The adverse outcomes of weekend admissions may be due to the decreased staffing at medical centers on weekends compared to weekdays.1,7,10 However, a decreased staffing level is only one of the factors that potentially explain the poor outcomes in patients admitted on weekends.16 Prior studies have reported that the adverse outcomes of weekend admissions may be due to delayed invasive diagnostic and therapeutic procedures, limited access to primary intensive care measures,10,17 and selection biases that stem from a general reluctance of patients to solicit care during the weekend.7 A general impression is that the therapeutic procedures and intensive care may be limited on weekends, causing an inferior quality of care.
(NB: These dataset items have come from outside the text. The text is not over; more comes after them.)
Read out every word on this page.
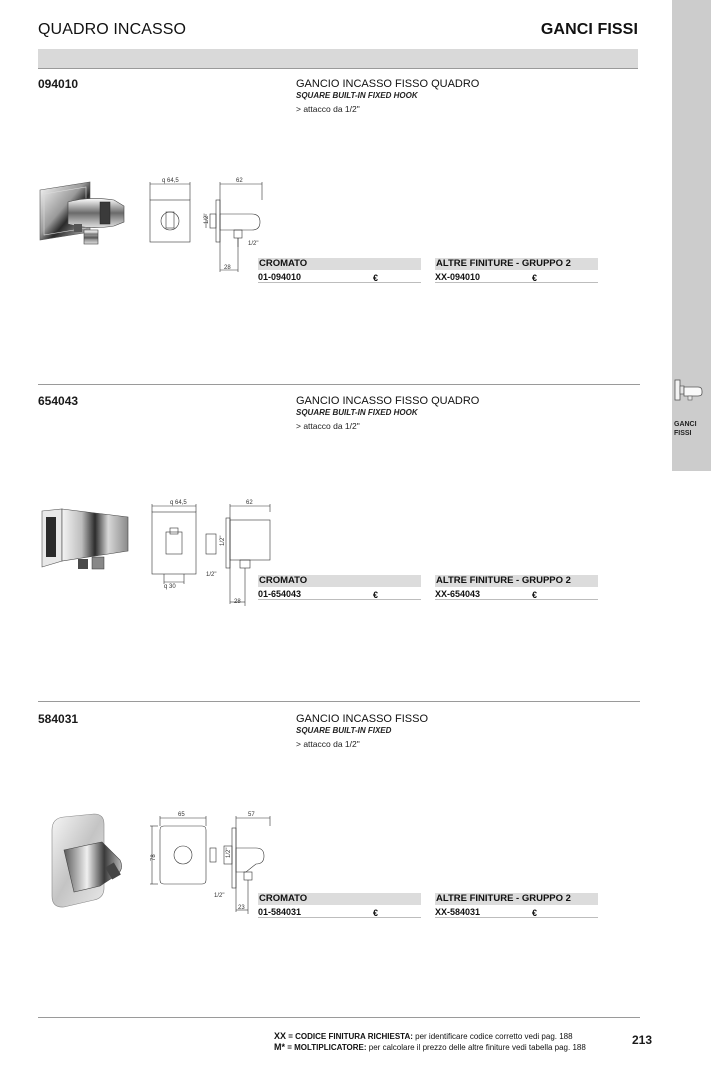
QUADRO INCASSO	GANCI FISSI
GANCI
FISSI
094010	GANCIO INCASSO FISSO QUADRO
SQUARE BUILT-IN FIXED HOOK
> attacco da 1/2"
q 64,5	62
1/2"
1/2"
28	CROMATO
01-094010	€
ALTRE FINITURE - GRUPPO 2
XX-094010	€
654043	GANCIO INCASSO FISSO QUADRO
SQUARE BUILT-IN FIXED HOOK
> attacco da 1/2"
q 64,5	62
q 30
1/2"
1/2"
28
CROMATO
01-654043	€
ALTRE FINITURE - GRUPPO 2
XX-654043	€
584031	GANCIO INCASSO FISSO
SQUARE BUILT-IN FIXED
> attacco da 1/2"
65
78
57
1/2"
1/2"
23
CROMATO
01-584031	€
ALTRE FINITURE - GRUPPO 2
XX-584031	€
XX = CODICE FINITURA RICHIESTA: per identificare codice corretto vedi pag. 188
M* = MOLTIPLICATORE: per calcolare il prezzo delle altre finiture vedi tabella pag. 188
213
Consistent with findings of previous studies, this study shows that internal medicine patients admitted on weekends have a higher in-hospital mortality.1,5 The increased incidences of intubation, mechanical ventilation, CPR, and ICU transfer may actually serve as preludes to in-hospital mortality. These interventions are usually predictors of prognosis in patients with severe acute conditions and can serve as more sensitive and practical quality indicators of hospitalization. Therefore, improving the early detection of unstable conditions in hospitalized patients through techniques such as a clinical warning system18,19 or a rapid response team20,21 may curb the deteriorating course and prevent ICU transfer and eventual death.
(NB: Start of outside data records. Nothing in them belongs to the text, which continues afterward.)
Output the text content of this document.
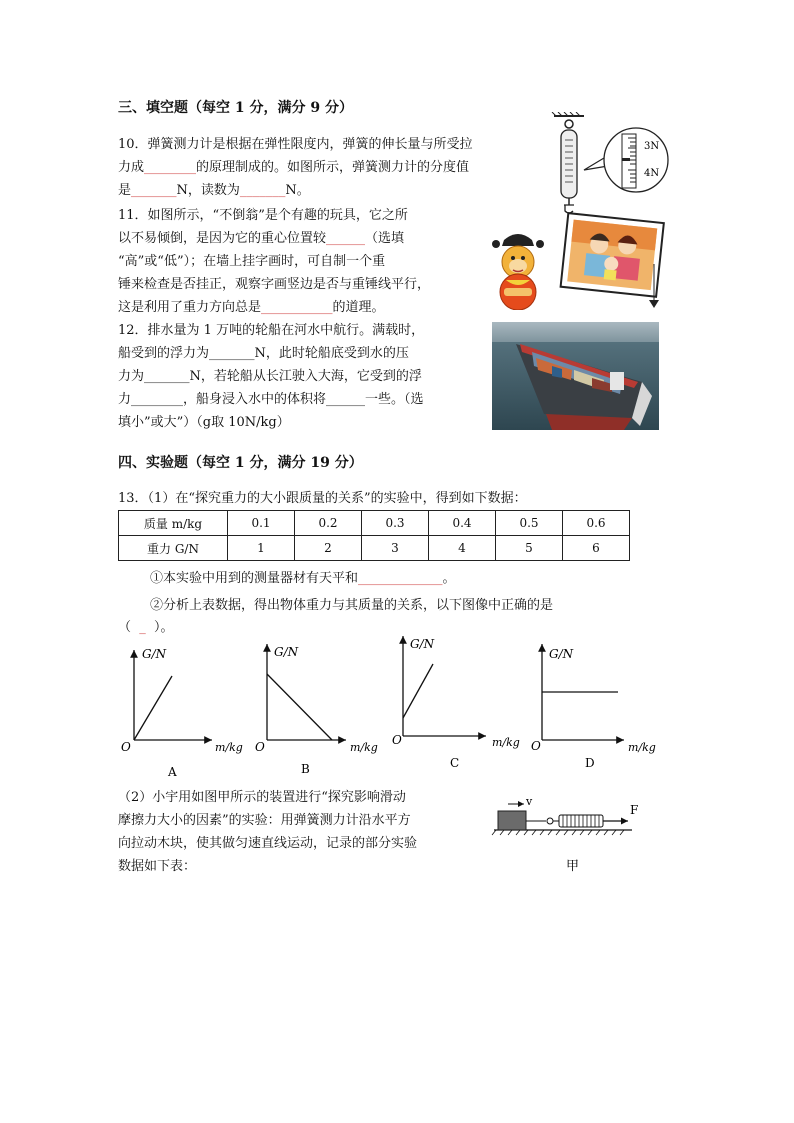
三、填空题（每空 1 分，满分 9 分）
10．弹簧测力计是根据在弹性限度内，弹簧的伸长量与所受拉
力成________的原理制成的。如图所示，弹簧测力计的分度值
是_______N，读数为_______N。
3N
4N
11．如图所示，“不倒翁”是个有趣的玩具，它之所
以不易倾倒，是因为它的重心位置较______（选填
“高”或“低”）；在墙上挂字画时，可自制一个重
锤来检查是否挂正，观察字画竖边是否与重锤线平行，
这是利用了重力方向总是___________的道理。
12．排水量为 1 万吨的轮船在河水中航行。满载时，
船受到的浮力为_______N，此时轮船底受到水的压
力为_______N，若轮船从长江驶入大海，它受到的浮
力________，船身浸入水中的体积将______一些。（选
填小”或大”）（g取 10N/kg）
四、实验题（每空 1 分，满分 19 分）
13．（1）在“探究重力的大小跟质量的关系”的实验中，得到如下数据：
质量 m/kg	0.1	0.2	0.3	0.4	0.5	0.6
重力 G/N	1	2	3	4	5	6
①本实验中用到的测量器材有天平和_____________。
②分析上表数据，得出物体重力与其质量的关系，以下图像中正确的是
（ _ ）。
G/N
m/kg
O
A
G/N
m/kg
O
B
G/N
m/kg
O
C
G/N
m/kg
O
D
（2）小宇用如图甲所示的装置进行“探究影响滑动
摩擦力大小的因素”的实验：用弹簧测力计沿水平方
向拉动木块，使其做匀速直线运动，记录的部分实验
数据如下表：
v
F
甲
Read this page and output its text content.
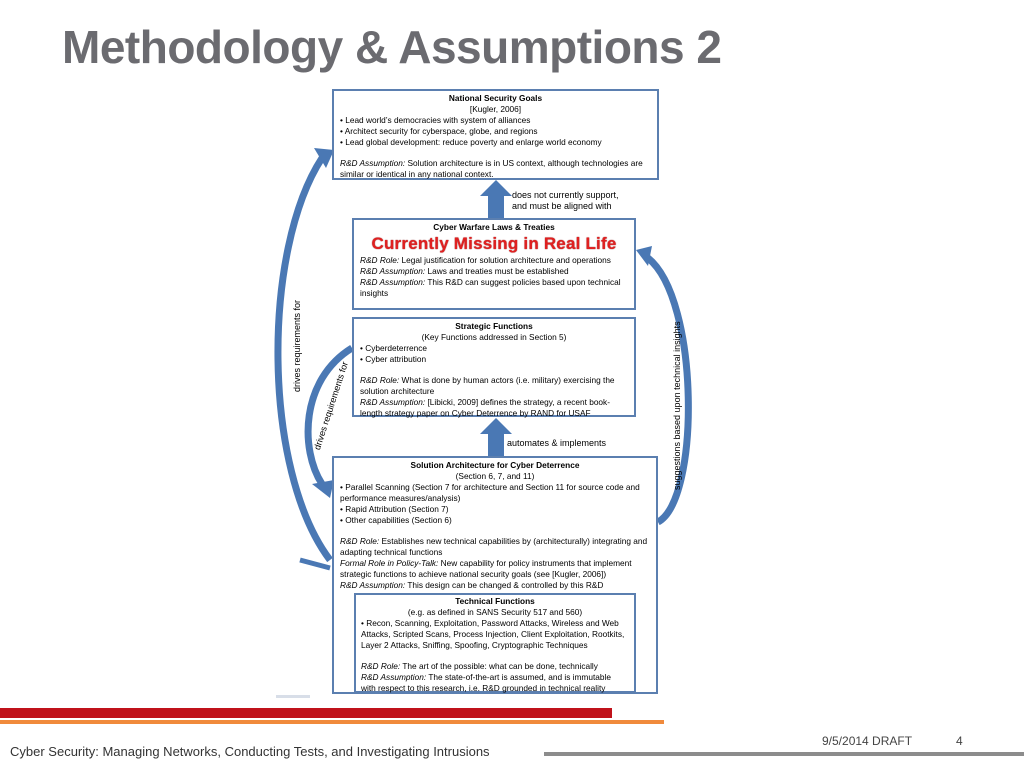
Methodology & Assumptions 2
National Security Goals
[Kugler, 2006]
• Lead world’s democracies with system of alliances
• Architect security for cyberspace, globe, and regions
• Lead global development: reduce poverty and enlarge world economy
R&D Assumption: Solution architecture is in US context, although technologies are
similar or identical in any national context.
does not currently support,
and must be aligned with
Cyber Warfare Laws & Treaties
Currently Missing in Real Life
R&D Role: Legal justification for solution architecture and operations
R&D Assumption: Laws and treaties must be established
R&D Assumption: This R&D can suggest policies based upon technical
insights
Strategic Functions
(Key Functions addressed in Section 5)
• Cyberdeterrence
• Cyber attribution
R&D Role: What is done by human actors (i.e. military) exercising the
solution architecture
R&D Assumption: [Libicki, 2009] defines the strategy, a recent book-
length strategy paper on Cyber Deterrence by RAND for USAF
automates & implements
Solution Architecture for Cyber Deterrence
(Section 6, 7, and 11)
• Parallel Scanning (Section 7 for architecture and Section 11 for source code and
performance measures/analysis)
• Rapid Attribution (Section 7)
• Other capabilities (Section 6)
R&D Role: Establishes new technical capabilities by (architecturally) integrating and
adapting technical functions
Formal Role in Policy-Talk: New capability for policy instruments that implement
strategic functions to achieve national security goals (see [Kugler, 2006])
R&D Assumption: This design can be changed & controlled by this R&D
Technical Functions
(e.g. as defined in SANS Security 517 and 560)
• Recon, Scanning, Exploitation, Password Attacks, Wireless and Web
Attacks, Scripted Scans, Process Injection, Client Exploitation, Rootkits,
Layer 2 Attacks, Sniffing, Spoofing, Cryptographic Techniques
R&D Role: The art of the possible: what can be done, technically
R&D Assumption: The state-of-the-art is assumed, and is immutable
with respect to this research, i.e. R&D grounded in technical reality
drives requirements for
drives requirements for	suggestions based upon technical insights
Cyber Security: Managing Networks, Conducting Tests, and Investigating Intrusions
9/5/2014 DRAFT	4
Nonetheless, this study has several limitations. First, it was unable to identify the precise timing of the intubation and other intensive interventions that the internal medicine patients received during their hospitalization. It is possible that internal medicine patients are more likely to receive intensive treatments on weekdays than on weekends, regardless of admission. Second, intubation and other intensive interventions that were identified by the ICD-9-CM procedural codes in the administrative data may be found less frequently in patients admitted to internal medicine departments. The low incidence would result in an underestimation of the statistical significance of the differences between the patients with weekday and weekend admissions. Thus, the true differences between weekend and weekday admissions may be even larger than those that observed in this study. Third, information on clinical assessment of disease severity was not available and severity was derived from calculation of a CCI score. This might have had a direct effect on patient outcomes. Lastly, the therapeutic patterns vary significantly across institutions.22 In this study, enrollment of only medical centers in a nationwide sample cannot completely control this variation.
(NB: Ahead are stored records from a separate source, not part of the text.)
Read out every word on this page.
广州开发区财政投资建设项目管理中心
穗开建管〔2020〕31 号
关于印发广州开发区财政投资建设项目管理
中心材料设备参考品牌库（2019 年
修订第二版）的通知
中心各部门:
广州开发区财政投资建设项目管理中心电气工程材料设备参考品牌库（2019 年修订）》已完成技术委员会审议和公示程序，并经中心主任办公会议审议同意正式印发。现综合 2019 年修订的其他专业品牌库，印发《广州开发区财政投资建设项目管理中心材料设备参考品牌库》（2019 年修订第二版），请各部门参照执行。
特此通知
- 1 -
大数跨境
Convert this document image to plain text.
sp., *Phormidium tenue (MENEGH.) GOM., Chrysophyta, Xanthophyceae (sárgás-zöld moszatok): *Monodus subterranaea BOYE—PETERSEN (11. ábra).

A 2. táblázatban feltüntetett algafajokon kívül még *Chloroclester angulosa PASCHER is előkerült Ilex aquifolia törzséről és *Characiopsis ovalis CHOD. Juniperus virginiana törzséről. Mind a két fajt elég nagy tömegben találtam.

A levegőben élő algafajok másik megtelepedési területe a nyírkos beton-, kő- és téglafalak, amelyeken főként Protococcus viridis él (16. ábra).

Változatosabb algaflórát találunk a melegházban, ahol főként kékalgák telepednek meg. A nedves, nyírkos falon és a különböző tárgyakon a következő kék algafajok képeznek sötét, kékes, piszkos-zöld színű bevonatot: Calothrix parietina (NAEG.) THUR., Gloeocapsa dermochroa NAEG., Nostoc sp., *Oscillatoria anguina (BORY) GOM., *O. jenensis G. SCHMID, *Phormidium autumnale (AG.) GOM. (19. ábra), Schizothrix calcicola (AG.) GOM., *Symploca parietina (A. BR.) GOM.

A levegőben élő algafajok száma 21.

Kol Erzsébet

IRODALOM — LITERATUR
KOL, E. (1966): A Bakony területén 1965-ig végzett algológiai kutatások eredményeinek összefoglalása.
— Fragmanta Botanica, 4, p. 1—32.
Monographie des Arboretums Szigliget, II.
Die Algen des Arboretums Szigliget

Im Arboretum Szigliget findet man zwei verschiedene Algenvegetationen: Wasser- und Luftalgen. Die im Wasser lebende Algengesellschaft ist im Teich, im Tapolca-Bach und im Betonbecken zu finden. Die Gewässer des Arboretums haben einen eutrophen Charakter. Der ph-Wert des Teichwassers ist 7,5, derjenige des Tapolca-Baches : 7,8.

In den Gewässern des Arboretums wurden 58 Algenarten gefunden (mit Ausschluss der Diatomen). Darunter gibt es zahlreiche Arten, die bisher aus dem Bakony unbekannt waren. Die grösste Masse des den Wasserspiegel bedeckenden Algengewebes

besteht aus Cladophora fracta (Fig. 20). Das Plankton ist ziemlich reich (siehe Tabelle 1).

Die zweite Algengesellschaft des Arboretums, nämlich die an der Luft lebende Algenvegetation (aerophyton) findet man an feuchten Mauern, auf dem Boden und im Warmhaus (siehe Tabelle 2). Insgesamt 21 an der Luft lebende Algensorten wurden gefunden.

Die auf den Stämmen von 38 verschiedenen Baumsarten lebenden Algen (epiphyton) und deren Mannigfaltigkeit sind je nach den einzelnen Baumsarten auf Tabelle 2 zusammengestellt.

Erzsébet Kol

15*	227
In conclusion, this study provides evidence that internal medicine patients admitted on weekends experience increased risks of treatment with endotracheal intubation, mechanical ventilation, CPR, ICU transfer, in-hospital mortality, and higher hospital treatment cost compared with those admitted on weekdays. These findings suggest that efforts to recognize high-risk weekend-admitted patients and prevent life-threatening events in weekend admissions are imperative. The use of intubation and other intensive interventions during hospitalization may indicate the need for earlier intervention before any kind of deterioration.